<< keeping it together >>
2004-06-08, 12:55 p.m.

2nd today

well things still aren't super swell here in perfectbone land, but that's ok. I have a wonderful super woman mask that I wear every day to work, and that will get me through. All I need is to "look" together, drink my coffee and all will be good enough to get me by another day.

I have not touched the scale in a while, can't say how long it's been, but judging by my pants, I don't dare even look. My thighs seem to be spreding, and my pants are tightening.

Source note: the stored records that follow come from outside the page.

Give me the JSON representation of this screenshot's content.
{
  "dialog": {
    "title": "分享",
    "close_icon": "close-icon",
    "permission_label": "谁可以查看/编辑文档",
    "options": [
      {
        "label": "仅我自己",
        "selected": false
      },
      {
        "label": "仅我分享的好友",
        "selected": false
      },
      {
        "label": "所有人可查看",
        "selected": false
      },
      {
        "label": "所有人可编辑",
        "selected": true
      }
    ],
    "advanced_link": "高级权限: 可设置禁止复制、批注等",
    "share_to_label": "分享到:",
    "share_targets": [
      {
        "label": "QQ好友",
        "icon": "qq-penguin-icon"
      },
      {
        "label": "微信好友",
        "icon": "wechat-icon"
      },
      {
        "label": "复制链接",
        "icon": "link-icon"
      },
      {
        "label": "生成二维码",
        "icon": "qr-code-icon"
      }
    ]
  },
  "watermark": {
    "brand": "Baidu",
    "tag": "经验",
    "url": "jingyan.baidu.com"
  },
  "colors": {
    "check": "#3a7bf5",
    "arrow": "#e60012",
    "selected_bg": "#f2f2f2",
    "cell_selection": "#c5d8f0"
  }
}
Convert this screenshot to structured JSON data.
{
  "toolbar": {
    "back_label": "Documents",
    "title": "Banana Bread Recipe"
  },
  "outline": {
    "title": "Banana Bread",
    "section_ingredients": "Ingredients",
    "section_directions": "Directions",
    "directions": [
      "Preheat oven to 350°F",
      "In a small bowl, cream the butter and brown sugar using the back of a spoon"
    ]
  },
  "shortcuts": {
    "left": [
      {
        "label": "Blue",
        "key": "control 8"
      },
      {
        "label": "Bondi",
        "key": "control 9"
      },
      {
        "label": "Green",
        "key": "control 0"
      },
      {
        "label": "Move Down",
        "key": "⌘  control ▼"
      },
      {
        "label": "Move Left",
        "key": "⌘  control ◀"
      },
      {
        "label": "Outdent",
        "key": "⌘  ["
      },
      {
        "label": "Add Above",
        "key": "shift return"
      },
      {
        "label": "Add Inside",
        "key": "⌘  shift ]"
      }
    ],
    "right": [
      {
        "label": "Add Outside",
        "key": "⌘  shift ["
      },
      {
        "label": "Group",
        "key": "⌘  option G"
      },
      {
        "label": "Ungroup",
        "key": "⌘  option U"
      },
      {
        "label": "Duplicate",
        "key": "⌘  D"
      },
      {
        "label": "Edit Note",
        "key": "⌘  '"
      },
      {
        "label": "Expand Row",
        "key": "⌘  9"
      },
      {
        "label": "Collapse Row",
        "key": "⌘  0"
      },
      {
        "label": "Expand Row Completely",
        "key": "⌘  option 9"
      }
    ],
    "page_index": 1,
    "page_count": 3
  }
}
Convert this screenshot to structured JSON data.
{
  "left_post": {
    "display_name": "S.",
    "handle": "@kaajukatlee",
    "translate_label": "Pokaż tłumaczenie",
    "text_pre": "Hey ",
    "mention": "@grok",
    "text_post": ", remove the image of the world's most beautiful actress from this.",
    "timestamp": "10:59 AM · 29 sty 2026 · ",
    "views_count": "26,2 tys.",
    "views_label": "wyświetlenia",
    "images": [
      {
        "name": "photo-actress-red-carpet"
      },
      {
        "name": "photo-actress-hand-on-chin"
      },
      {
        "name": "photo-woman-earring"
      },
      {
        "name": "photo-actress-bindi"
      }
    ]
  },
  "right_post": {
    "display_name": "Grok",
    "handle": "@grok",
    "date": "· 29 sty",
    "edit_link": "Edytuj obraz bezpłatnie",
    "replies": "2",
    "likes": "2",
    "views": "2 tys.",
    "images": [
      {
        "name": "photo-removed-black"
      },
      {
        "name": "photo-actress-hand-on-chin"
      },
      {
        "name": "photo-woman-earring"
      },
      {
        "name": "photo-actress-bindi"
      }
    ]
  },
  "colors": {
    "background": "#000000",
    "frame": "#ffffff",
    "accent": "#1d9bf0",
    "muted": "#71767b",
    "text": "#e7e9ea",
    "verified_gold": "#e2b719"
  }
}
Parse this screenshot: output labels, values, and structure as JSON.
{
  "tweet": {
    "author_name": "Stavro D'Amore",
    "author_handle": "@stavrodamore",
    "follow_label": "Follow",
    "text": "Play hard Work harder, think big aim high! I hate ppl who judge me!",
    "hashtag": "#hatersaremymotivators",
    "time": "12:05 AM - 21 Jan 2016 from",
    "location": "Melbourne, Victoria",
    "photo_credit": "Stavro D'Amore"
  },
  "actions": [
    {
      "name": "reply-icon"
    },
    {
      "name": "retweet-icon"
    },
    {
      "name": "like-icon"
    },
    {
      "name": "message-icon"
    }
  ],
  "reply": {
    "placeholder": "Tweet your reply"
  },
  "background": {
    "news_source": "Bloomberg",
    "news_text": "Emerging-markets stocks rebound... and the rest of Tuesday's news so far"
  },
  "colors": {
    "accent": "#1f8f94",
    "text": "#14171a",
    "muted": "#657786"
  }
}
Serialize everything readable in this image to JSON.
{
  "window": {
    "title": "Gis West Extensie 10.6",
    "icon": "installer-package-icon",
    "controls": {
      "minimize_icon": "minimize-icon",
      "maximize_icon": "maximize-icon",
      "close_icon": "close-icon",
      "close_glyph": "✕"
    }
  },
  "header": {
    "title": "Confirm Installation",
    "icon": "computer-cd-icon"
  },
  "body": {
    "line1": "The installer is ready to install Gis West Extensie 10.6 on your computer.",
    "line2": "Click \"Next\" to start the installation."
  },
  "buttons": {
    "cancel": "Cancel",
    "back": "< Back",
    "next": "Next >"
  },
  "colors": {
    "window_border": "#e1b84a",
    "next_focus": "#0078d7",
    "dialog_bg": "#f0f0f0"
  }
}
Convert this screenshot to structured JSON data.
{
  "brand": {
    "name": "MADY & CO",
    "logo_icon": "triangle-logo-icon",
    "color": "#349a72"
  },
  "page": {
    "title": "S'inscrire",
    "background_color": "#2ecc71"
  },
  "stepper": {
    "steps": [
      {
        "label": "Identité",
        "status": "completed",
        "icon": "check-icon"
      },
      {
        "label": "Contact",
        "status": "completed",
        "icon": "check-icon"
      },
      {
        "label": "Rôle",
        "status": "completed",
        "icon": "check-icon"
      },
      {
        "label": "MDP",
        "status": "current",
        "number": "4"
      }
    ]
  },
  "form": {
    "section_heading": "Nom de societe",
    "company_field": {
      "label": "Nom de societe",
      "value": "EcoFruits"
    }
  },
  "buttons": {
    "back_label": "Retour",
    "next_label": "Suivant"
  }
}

No it's not girly paranoia, is my constant f*cking binging. yes....binge binge binge. Been a few weeks now I think. No purging. Mostly because I have to take medicine at different times a day, and throwing it up completly or even partly would make things worse.

I get really tired of fighting sometimes and keeping up this act day in and day out is draining. But I do want to live so badly. I really do. I want to be that happy shiny girl that people think that I am.

It makes me feel quite fake at times. i know this is a common thread with eating disorders. That "FAKE" feeling. Putting on the show, eating my carrots, drinking my diet soda. Smiling and chatting as another employee passes by. Put on that superwoman mask so no one has a clue....if I just keep moving and I don't slow down, then I won't lose the momentum. If I keep up this momentum then I can keep it all together.

In reality keeping all these balls in the air, keeping "it" together, is like trying to grab 99 threads at the same time, and braid them into 33 different tiny delicate braids. I can't seem to hold them all at once!!! I can't keep up! But I keep making one braid at a time....if I keep a few on display, it's enough to give the impression that nothing's really wrong.